So argues Michael Barone; and since there’s no keener or more insightful observer of American politics, if this is what he sees, we’d best take a long, hard look. It’s his explanation of what is otherwise a surprising and somewhat confusing fact: “every [presidential] candidate’s strategy has failed.” That’s not something one would expect, given all the seasoned candidates and operatives out there, but it’s the truth; Barone argues that the reason for it is that the ground has shifted out from under their feet.
For a decade from 1995 to 2005, we operated in a period of trench-warfare politics, with two approximately equal-sized armies waging a culture war in which very small amounts of ground made the difference between victory and defeat. It was pretty clear what the major issues were, what strategies were necessary to win a party’s nomination, how to maximize your side’s turnout on election day (and, increasingly, in early voting).
As more than a few people have noted, it was Karl Rove’s mastery of this situation (which he intentionally exacerbated as a political strategy) which produced victories for Bush in 2000 and 2004.

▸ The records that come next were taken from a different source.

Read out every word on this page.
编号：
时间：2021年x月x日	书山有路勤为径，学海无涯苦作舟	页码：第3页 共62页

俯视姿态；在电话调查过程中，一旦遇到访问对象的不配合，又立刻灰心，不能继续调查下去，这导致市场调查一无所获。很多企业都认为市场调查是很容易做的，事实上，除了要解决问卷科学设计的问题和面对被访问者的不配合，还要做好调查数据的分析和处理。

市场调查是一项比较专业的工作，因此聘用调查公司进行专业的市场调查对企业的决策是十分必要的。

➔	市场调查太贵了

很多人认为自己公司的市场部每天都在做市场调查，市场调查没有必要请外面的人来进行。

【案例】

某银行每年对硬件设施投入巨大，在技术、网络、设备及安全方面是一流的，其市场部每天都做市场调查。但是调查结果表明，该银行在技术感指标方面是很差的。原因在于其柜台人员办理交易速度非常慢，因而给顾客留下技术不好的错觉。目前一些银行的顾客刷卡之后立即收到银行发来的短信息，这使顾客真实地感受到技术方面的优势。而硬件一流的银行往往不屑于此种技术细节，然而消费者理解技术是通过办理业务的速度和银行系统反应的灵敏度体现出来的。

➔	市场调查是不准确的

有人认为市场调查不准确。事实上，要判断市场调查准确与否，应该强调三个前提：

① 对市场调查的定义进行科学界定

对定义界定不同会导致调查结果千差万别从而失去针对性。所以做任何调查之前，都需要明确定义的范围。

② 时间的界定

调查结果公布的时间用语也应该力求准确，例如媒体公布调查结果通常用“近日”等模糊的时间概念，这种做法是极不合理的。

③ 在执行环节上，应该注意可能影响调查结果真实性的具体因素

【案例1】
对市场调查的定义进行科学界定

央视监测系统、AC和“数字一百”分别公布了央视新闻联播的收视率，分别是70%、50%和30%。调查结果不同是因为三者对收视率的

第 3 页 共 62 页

But times change. Somewhere between Hurricane Katrina in August 2005 and the bombing of the Samarra mosque in February 2006, I believe we entered a period of open-field politics, in which voters and candidates are moving around—a field in which there are no familiar landmarks or new signposts. . . . The fact that every campaign’s experts came up with losing strategies suggests that, in this year’s open-field politics, all the old rules may be broken. It’s been a wild ride in the 35 days since the Iowa caucuses, and it may be even wilder in the 271 days until the polls open in November.
It’s an intriguing thesis, and a compelling one—especially coming from someone with Barone’s track record for being right. It suggests that, far from the foregone Democratic coronation many have expected, that the ’08 presidential election may belong to whoever figures the new rules out first.